Она схватила с пустого стола свой телефон. Свернула инстаграм, сбросила картинку с Костиком.
В тесном жарком лифте Олег без отчества велел:
— Наберите еще вашу подружку.
Света с трудом выпростала руку — все тут же уставились на экран. Гудков на этот раз не было. Механический голос ответил сразу: «Абонент временно недоступен».
— Ничего не надо делать. Это же Попечительский совет театра.
— А председателю? — не поверил Борис, который только что принял полномочия, но еще не был ни на одном заседании.
— Особенно председателю, — веско подтвердил Востров, который эти полномочия вчера сложил — на плечи Бориса.
— В балете волочешь?
— Не очень, — признался Борис.
Это сильно приукрашивало действительность. Балет он не видел никогда. Так, только какие-то подскакивающие худосочные ножки и грибные шляпки юбок, трепыхающиеся в такт, на экране телека в 1991 году; но такой балет видели все, кто видел 1991 год. Ни разу не увидеть балет в Питере — общепризнанной столице российского балета — надо было, конечно, умудриться. Но тогда Борису было не до балета. Потом переехал в Москву, и стало некогда. Теперь балет догнал его сам.

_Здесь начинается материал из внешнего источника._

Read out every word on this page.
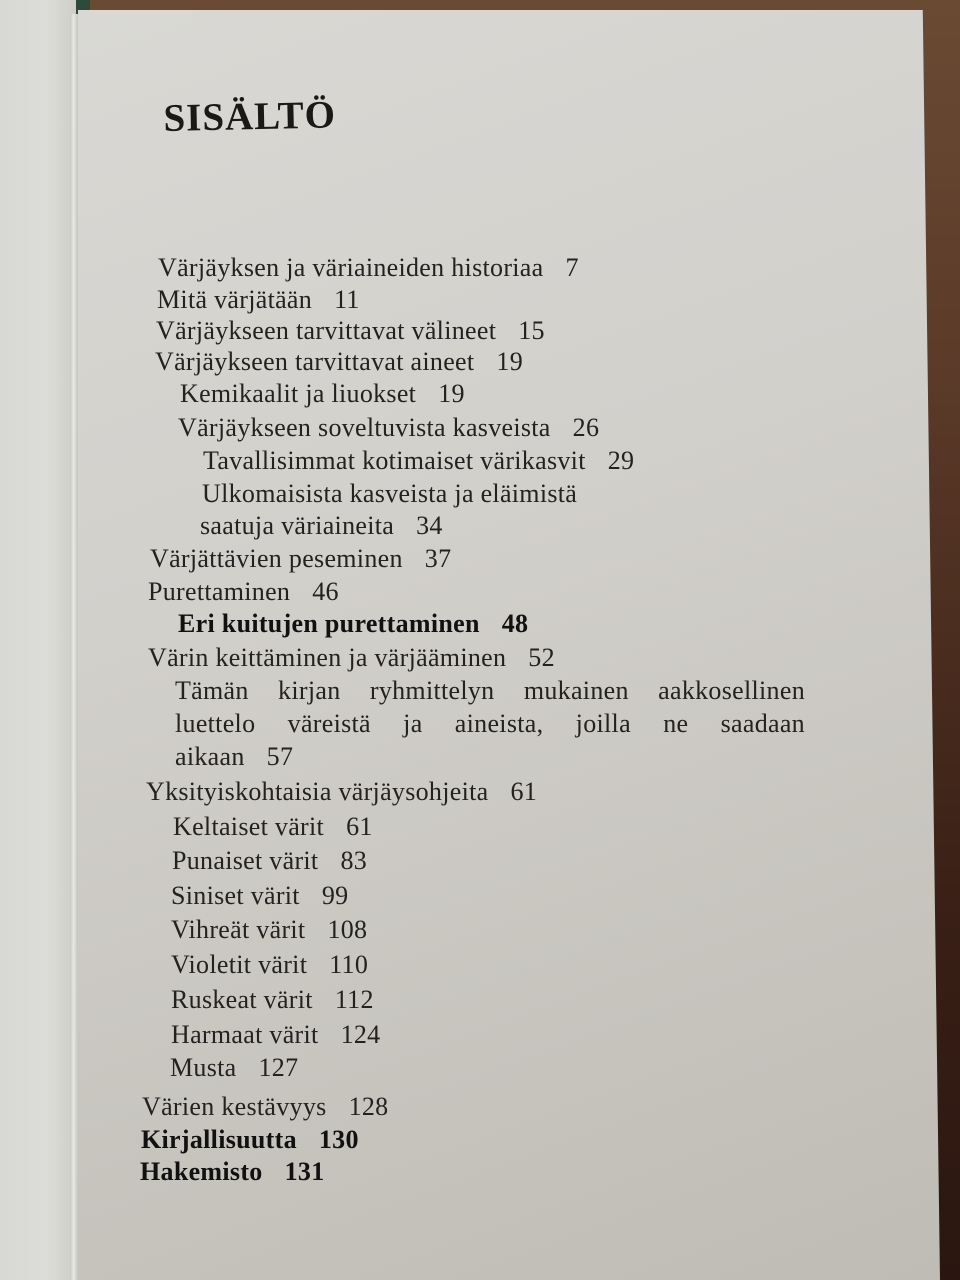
SISÄLTÖ
Värjäyksen ja väriaineiden historiaa 7
Mitä värjätään 11
Värjäykseen tarvittavat välineet 15
Värjäykseen tarvittavat aineet 19
Kemikaalit ja liuokset 19
Värjäykseen soveltuvista kasveista 26
Tavallisimmat kotimaiset värikasvit 29
Ulkomaisista kasveista ja eläimistä
saatuja väriaineita 34
Värjättävien peseminen 37
Purettaminen 46
Eri kuitujen purettaminen 48
Värin keittäminen ja värjääminen 52
Tämän kirjan ryhmittelyn mukainen aakkosellinen
luettelo väreistä ja aineista, joilla ne saadaan
aikaan 57
Yksityiskohtaisia värjäysohjeita 61
Keltaiset värit 61
Punaiset värit 83
Siniset värit 99
Vihreät värit 108
Violetit värit 110
Ruskeat värit 112
Harmaat värit 124
Musta 127
Värien kestävyys 128
Kirjallisuutta 130
Hakemisto 131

Согласился Борис легко — еще один попечительский совет, подумаешь. Он уже числился в десятке разнообразных комитетов и советов, из которых с культурой была связана примерно половина. Все просто. Борис возглавлял «Росалмаз», а «Росалмаз» был компанией по добыче — как явствует из названия — преимущественно алмазов. Но вопреки названию, не только в России. В России компания платила налоги — официальные, в виде процента. И неофициальные, в виде спонсорской помощи десятку разнообразных учреждений: университетов, исследовательских центров, музеев, библиотек. Теперь вот добавился и театр.
Первая сумма Бориса не испугала. Речь в контракте шла о переводе некой артистки Беловой из театра, г. Петербург, в театр, г. Москва. Обе труппы были государственными, но назначением платежа был трансфер, как будто переводили не балерину из театра в театр, а футболиста из клуба в клуб. «Это в рублях?» — любезно сострил Борис, отвинчивая колпачок ручки «Монблан». Ему казалось, он слышал, что артисты зарабатывают мало: о слава, яркая заплата на бедном рубище, и так далее. Но импресарио Данилян, курировавший переговоры с балериной, перевод, условия, сделку, так вскинул на него глаза, что улыбка Бориса подмерзла. Стало ясно: в строку поэта вкралась ошибка, читать теперь надо «о слава, яркая зарплата». Борис размашисто расписался.
— Быть причастным этому событию — большая честь, — тряхнул его руку Данилян.
Борис ответил кислой улыбкой.
А потом на стол лег контракт на постановку балета «Сапфиры».
Директор театра и импресарио деликатно стояли позади. Борис разглядывал цифры. Перо «Монблан» зависло в воздухе.
— У президента тонкий вкус знатока, — подал голос директор.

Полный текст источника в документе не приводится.